Mumcu, Cumhuriyet devriminin temel hedefinin en alttakileri en üste çıkarmak, egemenliği kayıtsız şartsız milletin yapmak olduğunu belirterek, egemenliği halka vermek istemeyenlerin bunu engellemeye çalıştıklarını ve tuzaklar kurduklarını söyledi. Bu nedenle bir sistem değişikliği yapılması gerektiğini söyleyen Mumcu, "Yoksa sistem bekçiliği ile kendinizi kurtaramazsınız. Demokratik bir devrime ihtiyaç vardır. Yani Atatürk devrimlerinin tamamlanmasına ihtiyaç vardır" şeklinde konuştu.
DEVLET BAŞKANLIĞI SİSTEMİ
Mumcu, bunun için yasama ve yürütme arasındaki mesafenin açılması, yargının yükseltilmesi gerektiğini belirterek, yasamanın kendi içinden çıkardığı hükümeti denetleyemediğini kaydetti. Mumcu, yasama ve yürütmenin ayrı ayrı seçilmesi gerektiğini vurgulayan Mumcu, şunları söyledi:
"Cumhurbaşkanının eşinin kıyafeti tartışmalarından, temsilde adalet tartışmalarından bu ülkeyi kurtaralım. Yönetimde istikrar için ’devlet başkanlığı’ Sistemine geçelim. Devlet başkanı kendi hükümetini kursun ve Meclis denetlesin. Aksi takdirde hükümet bir enkaz edebiyatı ve geçmişin kötülenmesinden başka bir şey gösteremeyecektir."

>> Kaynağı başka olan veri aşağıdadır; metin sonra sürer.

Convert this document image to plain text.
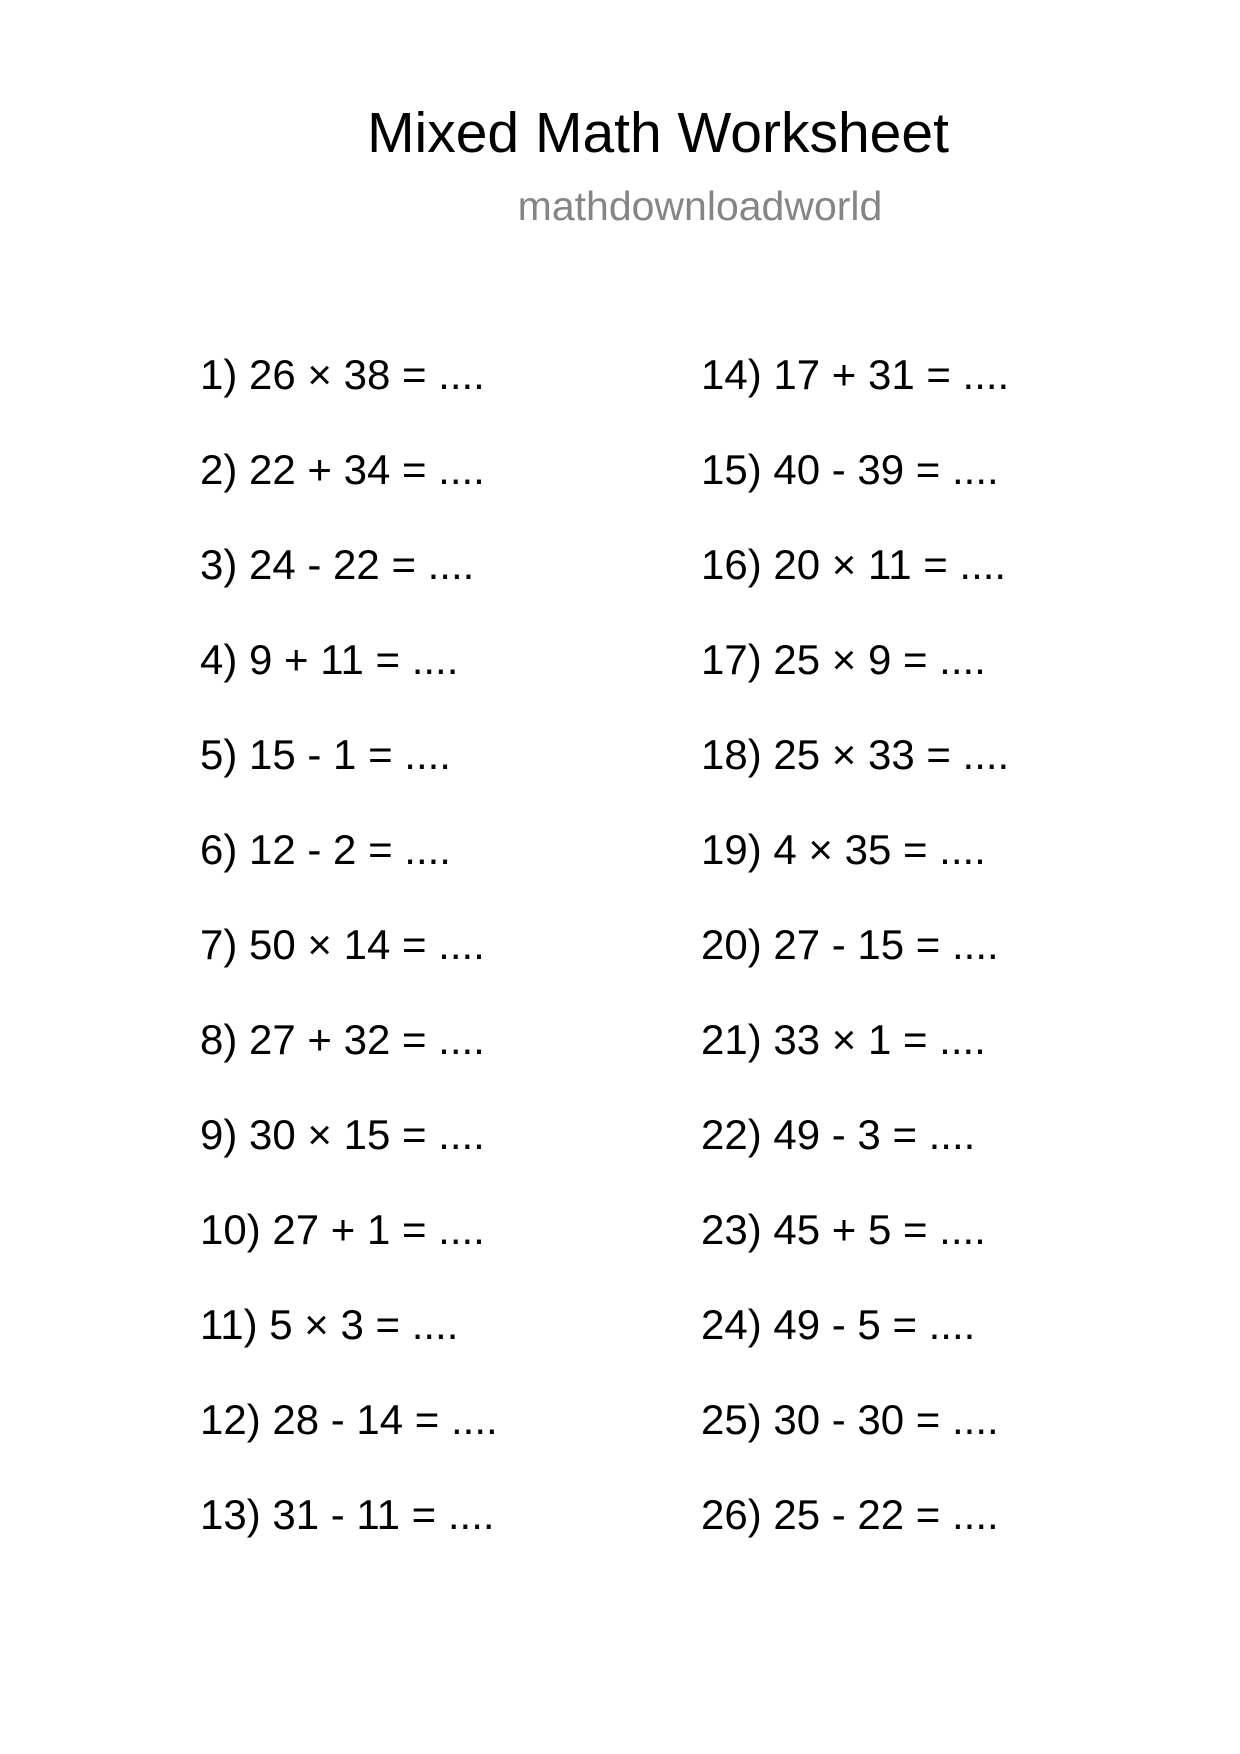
Mixed Math Worksheet
mathdownloadworld
1) 26 × 38 = ....
2) 22 + 34 = ....
3) 24 - 22 = ....
4) 9 + 11 = ....
5) 15 - 1 = ....
6) 12 - 2 = ....
7) 50 × 14 = ....
8) 27 + 32 = ....
9) 30 × 15 = ....
10) 27 + 1 = ....
11) 5 × 3 = ....
12) 28 - 14 = ....
13) 31 - 11 = ....
14) 17 + 31 = ....
15) 40 - 39 = ....
16) 20 × 11 = ....
17) 25 × 9 = ....
18) 25 × 33 = ....
19) 4 × 35 = ....
20) 27 - 15 = ....
21) 33 × 1 = ....
22) 49 - 3 = ....
23) 45 + 5 = ....
24) 49 - 5 = ....
25) 30 - 30 = ....
26) 25 - 22 = ....
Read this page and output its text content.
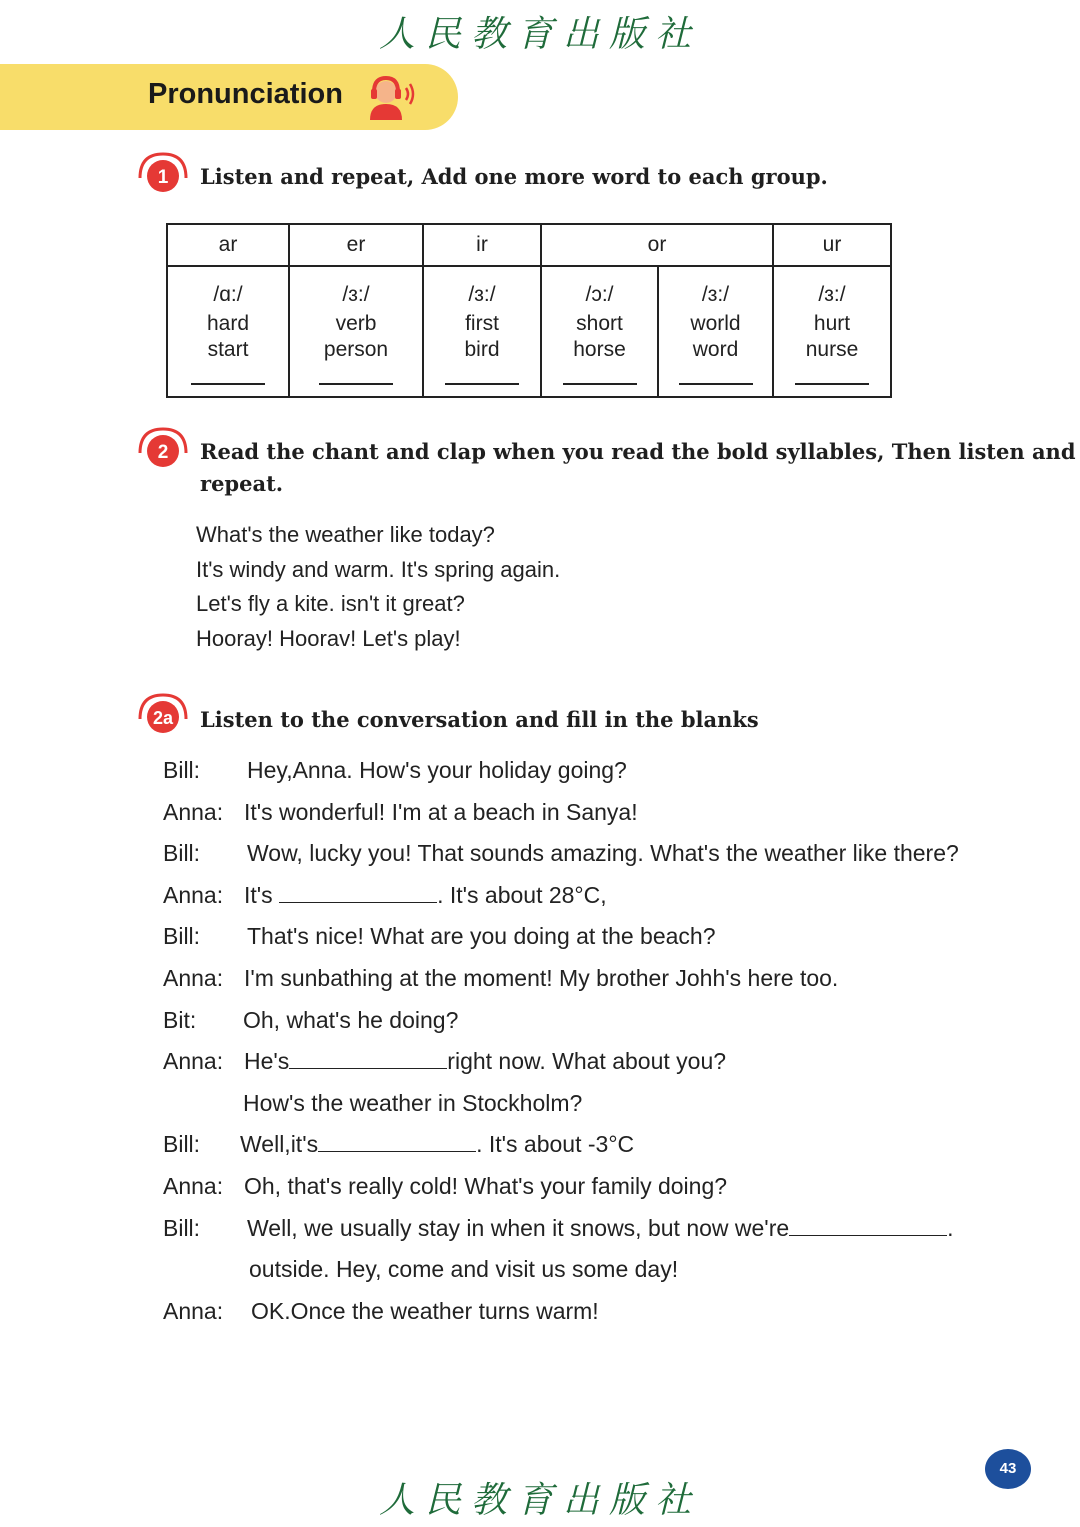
人民教育出版社
Pronunciation
1 Listen and repeat, Add one more word to each group.
ar	er	ir	or		ur

/ɑ:/
hard
start	/ɜ:/
verb
person	/ɜ:/
first
bird	/ɔ:/
short
horse	/ɜ:/
world
word	/ɜ:/
hurt
nurse
2 Read the chant and clap when you read the bold syllables, Then listen and
repeat.
What's the weather like today?
It's windy and warm. It's spring again.
Let's fly a kite. isn't it great?
Hooray! Hoorav! Let's play!
2a Listen to the conversation and fill in the blanks
Bill: Hey,Anna. How's your holiday going?
Anna: It's wonderful! I'm at a beach in Sanya!
Bill: Wow, lucky you! That sounds amazing. What's the weather like there?
Anna: It's	. It's about 28°C,
Bill: That's nice! What are you doing at the beach?
Anna: I'm sunbathing at the moment! My brother Johh's here too.
Bit: Oh, what's he doing?
Anna: He's	right now. What about you?
How's the weather in Stockholm?
Bill: Well,it's	. It's about -3°C
Anna: Oh, that's really cold! What's your family doing?
Bill: Well, we usually stay in when it snows, but now we're	.
outside. Hey, come and visit us some day!
Anna: OK.Once the weather turns warm!
43
人民教育出版社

ERDOĞAN, MUMCU KONUŞMASINI BİTİRİNCE SALONA GİRDİ
ANAP Genel Başkanı Mumcu’nun konuşması yaklaşık 80 dakika sürerken, Başbakan Erdoğan, Mumcu kürsüden indikten sonra Genel Kurul salonuna girdi. CHP Genel Başkanı Deniz Baykal ise Mumcu’nun konuşmasının yarım saate yakın bölümünü dinledi.